Why Cabin in the Woods is the Best “Horror” Movie Ever
Let me start by saying that I do not watch horror movies. It’s not that I’m a scaredy cat or that I’m afraid of the dark (although I will admit, I was for many years). It’s the fact that I have a very sensitive stomach and I don’t feel comfortable being intentionally afraid. For me, there is a distinct line between suspense and gore. Suspense is about seeing how someone is going to make it out of a situation. Fear is waiting to find out what body part is going to be hacked off before the end of the film. It’s something that almost all my friends know about me, and it’s something I’ve mentioned before in posts.
It’s surprising, then, that Cabin in the Woods was suggested as a film that I might enjoy. And not just by anybody, but by one of my best friends, a horror movie-loving, serial killer-enjoying fan who once spent a day marathoning the Saw movies back-to-back in preparation for the newest one’s release later that night. She, whose opinion in movies I take as seriously as my own, said that I should watch it.

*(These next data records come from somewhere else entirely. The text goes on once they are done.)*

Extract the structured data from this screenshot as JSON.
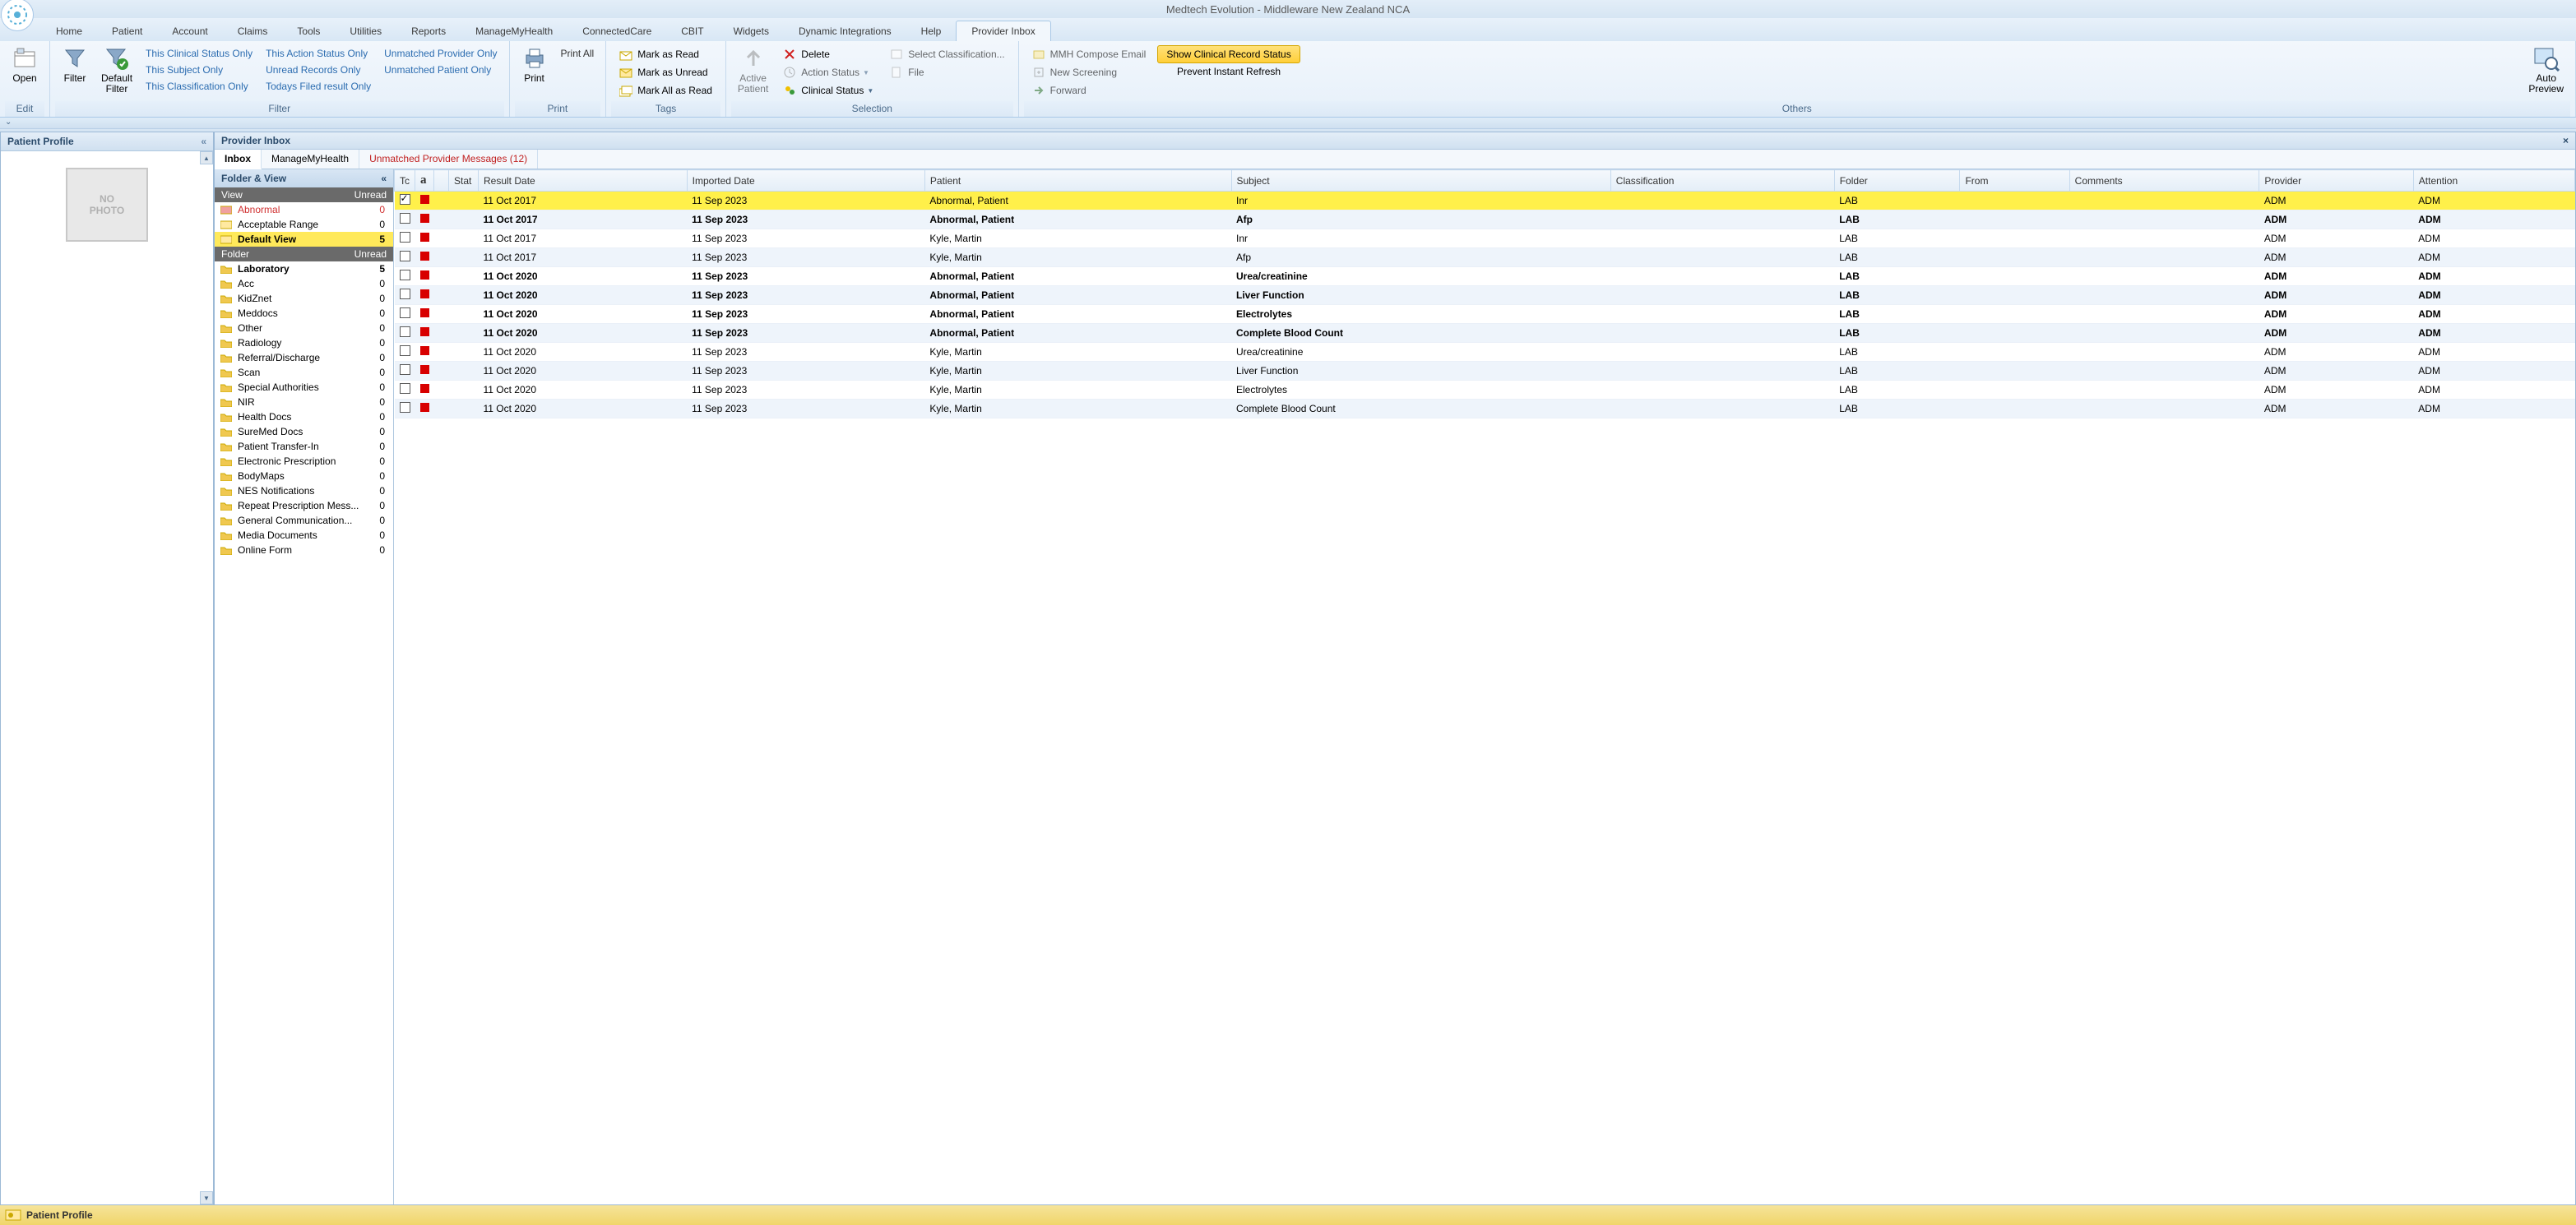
{
  "app_title": "Medtech Evolution - Middleware New Zealand NCA",
  "menu_tabs": [
    "Home",
    "Patient",
    "Account",
    "Claims",
    "Tools",
    "Utilities",
    "Reports",
    "ManageMyHealth",
    "ConnectedCare",
    "CBIT",
    "Widgets",
    "Dynamic Integrations",
    "Help",
    "Provider Inbox"
  ],
  "active_menu_index": 13,
  "ribbon": {
    "edit": {
      "label": "Edit",
      "open": "Open"
    },
    "filter": {
      "label": "Filter",
      "filter_btn": "Filter",
      "default_filter": "Default\nFilter",
      "col1": [
        "This Clinical Status Only",
        "This Subject Only",
        "This Classification Only"
      ],
      "col2": [
        "This Action Status Only",
        "Unread Records Only",
        "Todays Filed result Only"
      ],
      "col3": [
        "Unmatched Provider Only",
        "Unmatched Patient Only"
      ]
    },
    "print": {
      "label": "Print",
      "print_btn": "Print",
      "print_all": "Print All"
    },
    "tags": {
      "label": "Tags",
      "items": [
        "Mark as Read",
        "Mark as Unread",
        "Mark All as Read"
      ]
    },
    "selection": {
      "label": "Selection",
      "active_patient": "Active\nPatient",
      "delete": "Delete",
      "action_status": "Action Status",
      "clinical_status": "Clinical Status",
      "select_classification": "Select Classification...",
      "file": "File"
    },
    "others": {
      "label": "Others",
      "mmh": "MMH Compose Email",
      "screening": "New Screening",
      "forward": "Forward",
      "show_status": "Show Clinical Record Status",
      "prevent": "Prevent Instant Refresh",
      "auto_preview": "Auto\nPreview"
    }
  },
  "left_panel": {
    "title": "Patient Profile",
    "no_photo": "NO\nPHOTO"
  },
  "center": {
    "title": "Provider Inbox",
    "sub_tabs": [
      {
        "label": "Inbox",
        "active": true
      },
      {
        "label": "ManageMyHealth"
      },
      {
        "label": "Unmatched Provider Messages (12)",
        "red": true
      }
    ]
  },
  "folder_view": {
    "title": "Folder & View",
    "view_hdr": {
      "a": "View",
      "b": "Unread"
    },
    "views": [
      {
        "name": "Abnormal",
        "count": 0,
        "style": "abn"
      },
      {
        "name": "Acceptable Range",
        "count": 0
      },
      {
        "name": "Default View",
        "count": 5,
        "style": "sel"
      }
    ],
    "folder_hdr": {
      "a": "Folder",
      "b": "Unread"
    },
    "folders": [
      {
        "name": "Laboratory",
        "count": 5,
        "bold": true
      },
      {
        "name": "Acc",
        "count": 0
      },
      {
        "name": "KidZnet",
        "count": 0
      },
      {
        "name": "Meddocs",
        "count": 0
      },
      {
        "name": "Other",
        "count": 0
      },
      {
        "name": "Radiology",
        "count": 0
      },
      {
        "name": "Referral/Discharge",
        "count": 0
      },
      {
        "name": "Scan",
        "count": 0
      },
      {
        "name": "Special Authorities",
        "count": 0
      },
      {
        "name": "NIR",
        "count": 0
      },
      {
        "name": "Health Docs",
        "count": 0
      },
      {
        "name": "SureMed Docs",
        "count": 0
      },
      {
        "name": "Patient Transfer-In",
        "count": 0
      },
      {
        "name": "Electronic Prescription",
        "count": 0
      },
      {
        "name": "BodyMaps",
        "count": 0
      },
      {
        "name": "NES Notifications",
        "count": 0
      },
      {
        "name": "Repeat Prescription Mess...",
        "count": 0
      },
      {
        "name": "General Communication...",
        "count": 0
      },
      {
        "name": "Media Documents",
        "count": 0
      },
      {
        "name": "Online Form",
        "count": 0
      }
    ]
  },
  "grid": {
    "columns": [
      "Tc",
      "a",
      "",
      "Stat",
      "Result Date",
      "Imported Date",
      "Patient",
      "Subject",
      "Classification",
      "Folder",
      "From",
      "Comments",
      "Provider",
      "Attention"
    ],
    "rows": [
      {
        "chk": true,
        "sel": true,
        "bold": false,
        "rdate": "11 Oct 2017",
        "idate": "11 Sep 2023",
        "patient": "Abnormal, Patient",
        "subject": "Inr",
        "folder": "LAB",
        "prov": "ADM",
        "attn": "ADM"
      },
      {
        "chk": false,
        "alt": true,
        "bold": true,
        "rdate": "11 Oct 2017",
        "idate": "11 Sep 2023",
        "patient": "Abnormal, Patient",
        "subject": "Afp",
        "folder": "LAB",
        "prov": "ADM",
        "attn": "ADM"
      },
      {
        "chk": false,
        "bold": false,
        "rdate": "11 Oct 2017",
        "idate": "11 Sep 2023",
        "patient": "Kyle, Martin",
        "subject": "Inr",
        "folder": "LAB",
        "prov": "ADM",
        "attn": "ADM"
      },
      {
        "chk": false,
        "alt": true,
        "bold": false,
        "rdate": "11 Oct 2017",
        "idate": "11 Sep 2023",
        "patient": "Kyle, Martin",
        "subject": "Afp",
        "folder": "LAB",
        "prov": "ADM",
        "attn": "ADM"
      },
      {
        "chk": false,
        "bold": true,
        "rdate": "11 Oct 2020",
        "idate": "11 Sep 2023",
        "patient": "Abnormal, Patient",
        "subject": "Urea/creatinine",
        "folder": "LAB",
        "prov": "ADM",
        "attn": "ADM"
      },
      {
        "chk": false,
        "alt": true,
        "bold": true,
        "rdate": "11 Oct 2020",
        "idate": "11 Sep 2023",
        "patient": "Abnormal, Patient",
        "subject": "Liver Function",
        "folder": "LAB",
        "prov": "ADM",
        "attn": "ADM"
      },
      {
        "chk": false,
        "bold": true,
        "rdate": "11 Oct 2020",
        "idate": "11 Sep 2023",
        "patient": "Abnormal, Patient",
        "subject": "Electrolytes",
        "folder": "LAB",
        "prov": "ADM",
        "attn": "ADM"
      },
      {
        "chk": false,
        "alt": true,
        "bold": true,
        "rdate": "11 Oct 2020",
        "idate": "11 Sep 2023",
        "patient": "Abnormal, Patient",
        "subject": "Complete Blood Count",
        "folder": "LAB",
        "prov": "ADM",
        "attn": "ADM"
      },
      {
        "chk": false,
        "bold": false,
        "rdate": "11 Oct 2020",
        "idate": "11 Sep 2023",
        "patient": "Kyle, Martin",
        "subject": "Urea/creatinine",
        "folder": "LAB",
        "prov": "ADM",
        "attn": "ADM"
      },
      {
        "chk": false,
        "alt": true,
        "bold": false,
        "rdate": "11 Oct 2020",
        "idate": "11 Sep 2023",
        "patient": "Kyle, Martin",
        "subject": "Liver Function",
        "folder": "LAB",
        "prov": "ADM",
        "attn": "ADM"
      },
      {
        "chk": false,
        "bold": false,
        "rdate": "11 Oct 2020",
        "idate": "11 Sep 2023",
        "patient": "Kyle, Martin",
        "subject": "Electrolytes",
        "folder": "LAB",
        "prov": "ADM",
        "attn": "ADM"
      },
      {
        "chk": false,
        "alt": true,
        "bold": false,
        "rdate": "11 Oct 2020",
        "idate": "11 Sep 2023",
        "patient": "Kyle, Martin",
        "subject": "Complete Blood Count",
        "folder": "LAB",
        "prov": "ADM",
        "attn": "ADM"
      }
    ]
  },
  "status_bar": {
    "text": "Patient Profile"
  }
}
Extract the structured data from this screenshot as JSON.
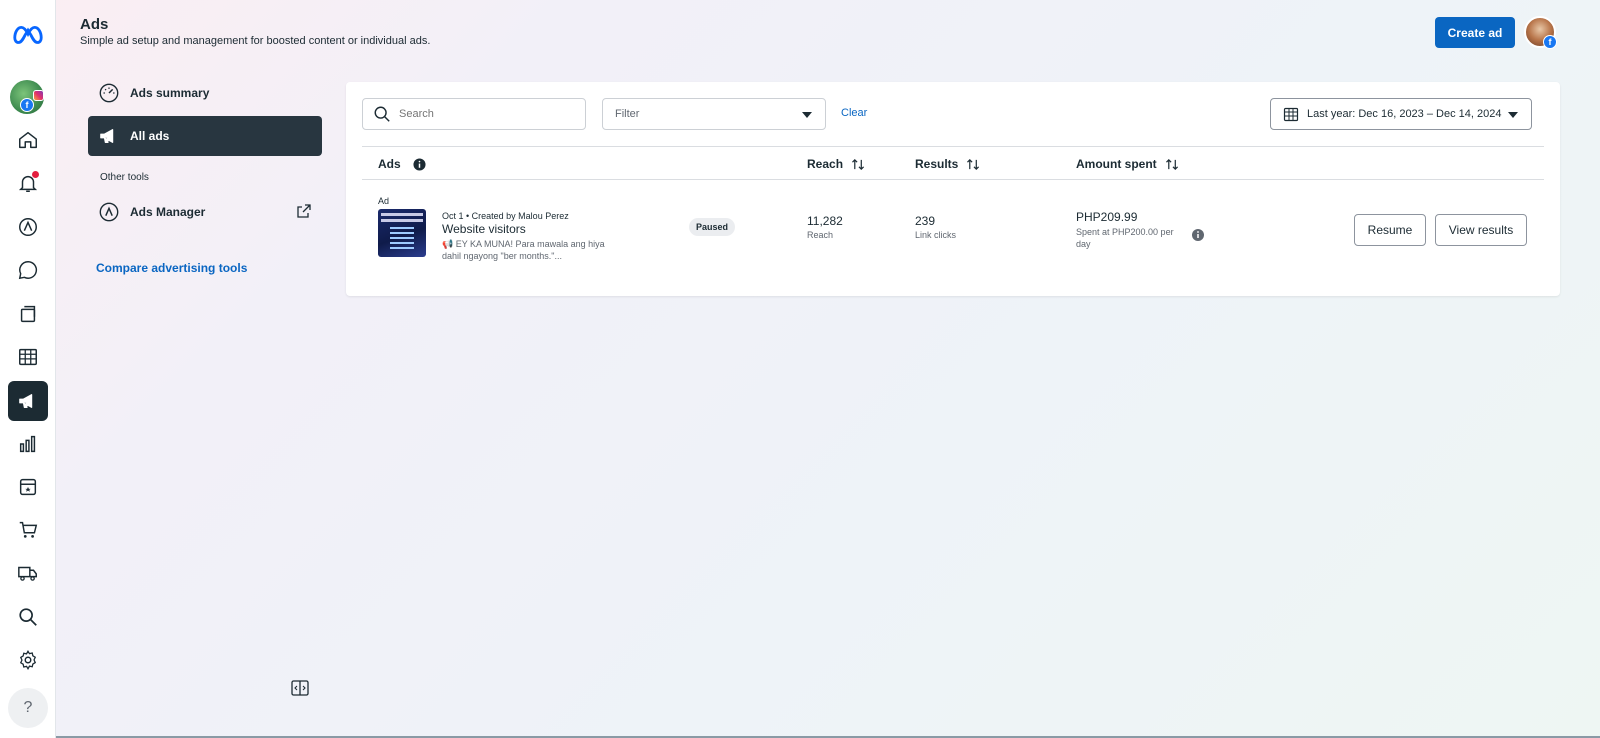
{
  "header": {
    "title": "Ads",
    "subtitle": "Simple ad setup and management for boosted content or individual ads.",
    "create_label": "Create ad"
  },
  "rail": {
    "icons": [
      "meta-logo-icon",
      "home-icon",
      "notifications-icon",
      "ads-center-icon",
      "inbox-icon",
      "content-icon",
      "planner-icon",
      "ads-icon",
      "insights-icon",
      "monetization-icon",
      "commerce-icon",
      "delivery-icon",
      "search-icon",
      "settings-icon",
      "help-icon"
    ]
  },
  "menu": {
    "items": [
      {
        "label": "Ads summary",
        "icon": "dashboard-icon"
      },
      {
        "label": "All ads",
        "icon": "megaphone-icon"
      }
    ],
    "section_label": "Other tools",
    "tools": [
      {
        "label": "Ads Manager",
        "icon": "ads-manager-icon"
      }
    ],
    "compare_label": "Compare advertising tools"
  },
  "toolbar": {
    "search_placeholder": "Search",
    "filter_label": "Filter",
    "clear_label": "Clear",
    "date_range_label": "Last year: Dec 16, 2023 – Dec 14, 2024"
  },
  "table": {
    "columns": [
      "Ads",
      "Reach",
      "Results",
      "Amount spent"
    ],
    "rows": [
      {
        "tag": "Ad",
        "meta": "Oct 1 • Created by Malou Perez",
        "title": "Website visitors",
        "description": "📢 EY KA MUNA! Para mawala ang hiya dahil ngayong \"ber months.\"...",
        "status": "Paused",
        "reach_value": "11,282",
        "reach_label": "Reach",
        "results_value": "239",
        "results_label": "Link clicks",
        "amount_value": "PHP209.99",
        "amount_label": "Spent at PHP200.00 per day",
        "resume_label": "Resume",
        "view_results_label": "View results"
      }
    ]
  },
  "colors": {
    "accent": "#0a66c2",
    "active_nav": "#283640",
    "text": "#1c2b33"
  }
}
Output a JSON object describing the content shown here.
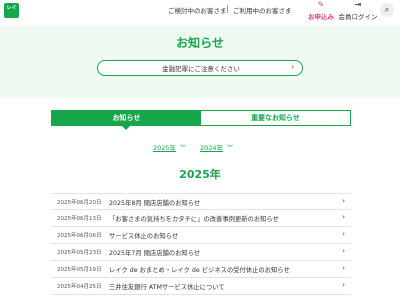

“Don’t worry, there’s not a lot of gore… except for maybe a few scenes,” she said. I was a little tentative, but since it was also written by one of my favourite writer/directors, Joss Whedon, I thought I would give it a shot.
I am so glad I did.
If you haven’t seen the film, let me sum up: five friends head for a vacation at a cabin in the woods. Soon, bad things happen, and the mystery of the cabin itself comes to the front. Almost sounds like the plot for the Evil Dead movie, doesn’t it? Teenagers, cabin, bad stuff. In fact, the cast itself looks fairly stereotypical and common for the horror genre, doesn’t it?
That, my friends, is the beauty of the entire thing.
The brilliance of Cabin in the Woods comes from those stereotypes. It wants you to know that there is a monster under your bed, that no one is safe, and that yes, some people really are going to make those same classic horror movie mistakes. But Joss Whedon knows his audience, knows exactly what the audience expects and goes above and beyond to deliver it. But he doesn’t stop there. And only by seeing the movie can you fully appreciate it and the conventions that it somehow manages to both fulfill and break at the same time. There’s a very good reason why the tagline reads “You think you know the story. Think again.”
One thing that I do hesitate about is that Cabin in the Woods is categorized as a horror film. I don’t like horror films, but I like Cabin in the Woods. Sure, you have the classic cut-em-up moments. But it’s more than that. In addition, and I mean no offense by this, it’s smarter than that. This is a smart horror film. It knows its audience, knows its material and the expectations that it needs to deliver. And it succeeds at it tenfold.
If you haven’t seen it, watch it. But just to be on the safe side, don’t eat first.